Es así que la capacidad de emprender, y de mantenerse en el tiempo, depende de evaluaciones asertivas, cuyas conclusiones nos permiten definir los objetivos estratégicos que nos ayudarán a potenciar una fortaleza, mitigar una debilidad, detectar y tomar una oportunidad, y evitar amenazas. En un reciente evento de Emprende Tu Mente, en donde tuve la oportunidad de mentorear a emprendedores mayoritariamente millenniales, pude comprobar que palabras como diagnóstico, análisis y el desarrollo de estrategias de negocios, son elementos usualmente ajenos a sus realidades creativas. En vez de ello, disponen de una buena idea, y piensan que desde un garage serán los próximos Steve Jobs. Sin embargo, el creador de Apple, que sí surgió desde el garage de la casa de sus padres, lo hizo a partir de estudios, evaluaciones y una comprensión sobre el impacto de la informática en las sociedades modernas. 

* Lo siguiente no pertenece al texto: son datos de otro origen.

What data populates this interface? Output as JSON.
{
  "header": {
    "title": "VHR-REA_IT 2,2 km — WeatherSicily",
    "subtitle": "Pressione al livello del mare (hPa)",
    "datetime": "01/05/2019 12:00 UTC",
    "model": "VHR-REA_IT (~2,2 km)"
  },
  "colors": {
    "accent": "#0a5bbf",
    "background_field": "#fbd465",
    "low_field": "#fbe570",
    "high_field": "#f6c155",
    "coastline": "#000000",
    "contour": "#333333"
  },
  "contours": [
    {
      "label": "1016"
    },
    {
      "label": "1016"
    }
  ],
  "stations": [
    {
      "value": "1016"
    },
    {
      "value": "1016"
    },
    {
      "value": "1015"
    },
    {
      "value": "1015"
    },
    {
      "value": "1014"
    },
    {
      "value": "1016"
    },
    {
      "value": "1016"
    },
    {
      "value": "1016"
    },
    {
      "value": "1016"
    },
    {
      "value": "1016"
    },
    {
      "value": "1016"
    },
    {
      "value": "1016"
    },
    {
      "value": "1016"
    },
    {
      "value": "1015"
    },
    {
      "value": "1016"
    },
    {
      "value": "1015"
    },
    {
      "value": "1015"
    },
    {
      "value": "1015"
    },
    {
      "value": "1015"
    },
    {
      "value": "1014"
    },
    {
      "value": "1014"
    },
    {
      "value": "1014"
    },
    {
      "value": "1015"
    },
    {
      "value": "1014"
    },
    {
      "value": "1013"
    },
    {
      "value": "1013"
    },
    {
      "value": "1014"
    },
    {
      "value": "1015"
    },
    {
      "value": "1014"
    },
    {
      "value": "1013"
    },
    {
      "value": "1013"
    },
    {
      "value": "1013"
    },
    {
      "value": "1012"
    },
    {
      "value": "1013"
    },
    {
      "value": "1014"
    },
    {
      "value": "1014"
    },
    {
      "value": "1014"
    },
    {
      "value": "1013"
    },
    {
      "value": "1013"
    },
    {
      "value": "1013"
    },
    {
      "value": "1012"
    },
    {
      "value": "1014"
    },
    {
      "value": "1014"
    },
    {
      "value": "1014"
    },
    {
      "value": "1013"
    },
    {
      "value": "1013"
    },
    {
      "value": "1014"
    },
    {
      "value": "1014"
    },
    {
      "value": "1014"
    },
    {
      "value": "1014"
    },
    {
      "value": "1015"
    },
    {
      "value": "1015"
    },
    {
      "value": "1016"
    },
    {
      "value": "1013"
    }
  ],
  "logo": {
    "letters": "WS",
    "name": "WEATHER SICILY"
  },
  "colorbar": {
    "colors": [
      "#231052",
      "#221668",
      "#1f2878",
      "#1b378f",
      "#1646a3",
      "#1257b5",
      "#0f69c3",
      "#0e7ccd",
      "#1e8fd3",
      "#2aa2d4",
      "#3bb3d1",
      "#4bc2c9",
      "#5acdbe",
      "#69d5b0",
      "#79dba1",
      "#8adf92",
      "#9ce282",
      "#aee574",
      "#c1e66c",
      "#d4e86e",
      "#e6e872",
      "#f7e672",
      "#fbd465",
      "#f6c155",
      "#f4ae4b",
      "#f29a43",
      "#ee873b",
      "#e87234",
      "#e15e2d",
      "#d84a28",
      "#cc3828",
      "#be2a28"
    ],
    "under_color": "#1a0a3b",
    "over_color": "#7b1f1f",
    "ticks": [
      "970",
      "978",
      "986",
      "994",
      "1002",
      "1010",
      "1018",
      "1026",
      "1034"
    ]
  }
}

Hoy no podemos decir que no hay plata o que no puedo surgir como emprendedor por falta de inversionistas. Finalmente, el acceso a capital resulta a partir de buenas ideas, pero con los diagnósticos adecuados. La idea representa el 10% del valor del emprendimiento, y el 90% restante se gesta en diagnósticos, análisis, conocimientos, alianzas, partners y una correcta administración. Emprender es ser integral en torno a todos estos elementos, y cuando estos se integran al ADN emprendedor, recién podemos pensar en grande.